Até que um dia, cheguei em casa e senti um cheiro de quarto perfumado e minha mãe dizendo:
-fiz uma limpeza no teu quarto...aqueles jornais velhos que estavam de baixo do colchão, joguei no lixo!
-NÃÃÃOOOO!
Corri pra rua e vi o caminhão do lixo ainda dobrando a esquina, fique entre correr atrás, me deitar no asfalto para parar o bruto de qualquer maneira e fazer os caras abrirem o baú fetido atrás de meu tesouro; sentar no chão em frente de casa e chorar ou tocar fogo na residência.

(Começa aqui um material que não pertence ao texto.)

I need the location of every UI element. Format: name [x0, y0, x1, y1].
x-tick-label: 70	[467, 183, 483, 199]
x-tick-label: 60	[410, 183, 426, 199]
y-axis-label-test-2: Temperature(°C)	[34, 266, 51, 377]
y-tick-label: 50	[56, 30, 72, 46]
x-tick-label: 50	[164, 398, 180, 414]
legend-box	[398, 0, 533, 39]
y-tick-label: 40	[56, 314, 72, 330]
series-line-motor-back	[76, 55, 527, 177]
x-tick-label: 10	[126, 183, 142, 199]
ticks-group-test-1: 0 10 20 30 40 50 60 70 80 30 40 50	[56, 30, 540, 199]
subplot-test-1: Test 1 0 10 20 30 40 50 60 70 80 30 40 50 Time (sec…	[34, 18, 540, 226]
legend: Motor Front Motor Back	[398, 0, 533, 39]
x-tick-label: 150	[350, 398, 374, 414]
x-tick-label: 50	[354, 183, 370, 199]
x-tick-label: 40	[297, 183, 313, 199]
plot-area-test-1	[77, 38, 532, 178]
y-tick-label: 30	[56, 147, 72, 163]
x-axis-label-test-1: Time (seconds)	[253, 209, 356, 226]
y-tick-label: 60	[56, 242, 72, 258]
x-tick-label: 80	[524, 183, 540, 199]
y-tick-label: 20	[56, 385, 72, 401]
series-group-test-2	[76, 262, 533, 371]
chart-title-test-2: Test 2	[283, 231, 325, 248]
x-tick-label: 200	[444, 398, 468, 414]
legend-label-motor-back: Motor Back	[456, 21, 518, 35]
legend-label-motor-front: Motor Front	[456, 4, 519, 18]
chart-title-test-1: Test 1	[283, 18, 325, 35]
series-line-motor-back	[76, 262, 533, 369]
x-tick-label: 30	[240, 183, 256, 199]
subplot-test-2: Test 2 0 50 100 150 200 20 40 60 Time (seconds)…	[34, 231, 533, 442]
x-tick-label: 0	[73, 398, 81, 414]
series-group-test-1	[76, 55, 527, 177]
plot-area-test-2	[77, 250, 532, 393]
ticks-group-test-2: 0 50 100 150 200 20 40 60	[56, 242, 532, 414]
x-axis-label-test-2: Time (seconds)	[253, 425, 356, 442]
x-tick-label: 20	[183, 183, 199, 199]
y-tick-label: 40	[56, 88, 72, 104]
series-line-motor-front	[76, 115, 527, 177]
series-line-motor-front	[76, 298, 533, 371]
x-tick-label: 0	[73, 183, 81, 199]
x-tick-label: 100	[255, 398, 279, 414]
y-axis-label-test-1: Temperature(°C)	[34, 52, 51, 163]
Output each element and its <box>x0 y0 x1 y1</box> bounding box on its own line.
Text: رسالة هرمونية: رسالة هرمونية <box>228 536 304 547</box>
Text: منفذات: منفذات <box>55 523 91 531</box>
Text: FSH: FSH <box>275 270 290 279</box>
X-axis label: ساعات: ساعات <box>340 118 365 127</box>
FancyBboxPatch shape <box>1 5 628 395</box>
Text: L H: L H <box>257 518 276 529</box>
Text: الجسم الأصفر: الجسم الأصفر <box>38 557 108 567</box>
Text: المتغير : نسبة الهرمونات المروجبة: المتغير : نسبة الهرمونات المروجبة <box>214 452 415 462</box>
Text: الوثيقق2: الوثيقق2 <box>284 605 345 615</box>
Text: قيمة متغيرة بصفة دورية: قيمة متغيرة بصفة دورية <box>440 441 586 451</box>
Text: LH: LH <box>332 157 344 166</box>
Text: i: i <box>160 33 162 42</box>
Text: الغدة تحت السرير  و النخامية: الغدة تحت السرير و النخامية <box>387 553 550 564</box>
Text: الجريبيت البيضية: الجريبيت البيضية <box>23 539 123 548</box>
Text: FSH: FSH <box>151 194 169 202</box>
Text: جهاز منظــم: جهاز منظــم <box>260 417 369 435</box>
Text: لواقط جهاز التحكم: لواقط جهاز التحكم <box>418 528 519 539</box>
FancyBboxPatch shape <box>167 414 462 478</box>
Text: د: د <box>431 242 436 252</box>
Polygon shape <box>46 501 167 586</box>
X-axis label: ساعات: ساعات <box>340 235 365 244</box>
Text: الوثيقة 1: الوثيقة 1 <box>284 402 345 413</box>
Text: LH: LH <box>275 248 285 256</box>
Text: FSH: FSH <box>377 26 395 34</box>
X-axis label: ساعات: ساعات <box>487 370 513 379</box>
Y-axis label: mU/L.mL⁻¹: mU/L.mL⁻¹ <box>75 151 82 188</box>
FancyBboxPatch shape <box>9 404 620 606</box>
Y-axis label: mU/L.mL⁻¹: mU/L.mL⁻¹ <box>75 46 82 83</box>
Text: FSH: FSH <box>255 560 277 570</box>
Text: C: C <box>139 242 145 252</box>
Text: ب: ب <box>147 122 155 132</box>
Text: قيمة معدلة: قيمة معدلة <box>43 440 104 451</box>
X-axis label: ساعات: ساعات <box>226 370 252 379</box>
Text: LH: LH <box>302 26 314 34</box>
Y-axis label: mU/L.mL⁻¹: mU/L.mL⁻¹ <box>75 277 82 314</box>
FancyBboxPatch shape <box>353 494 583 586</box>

Desde aquele dia me tornei outra pessoa, passei a me vestir de preto, não participava mais das reuniões familiares, comecei a ter um comportamento conspiratório, passei a ler literatura pesada tipo Bukovyski, Jack Kerouac e John Clellon Holmes, andava com uma turma pesada, aí veio a fase das viagens, tia Anita, beco do rato e outros lugares muito suspeitos. Perdi o controle e acabei no NA, só a terapia de grupo não adiantava e mergulhei na busca pelo espiritual. Primeiro foi uns terreiros para os lado da Cremação, em seguida fui levado a uma "igreja" quadrangular, me pediram o décimo e como tava desempregado, desisti, depois uns centros espíritas, em seguida o budismo de Nitihen Daishonin e mais cinco anos de NA-MYO-RENGUE-KYO, e vi que não desenvolvia, abandonei estas práticas e percebi que sendo ateu era mais jogo.
Hoje me sinto bem melhor... em paz, amputado, diabético, renal crônica, hipertenso e cardíaco, é certo, mas bem melhor, graças a deu...ops, graças a Lennin.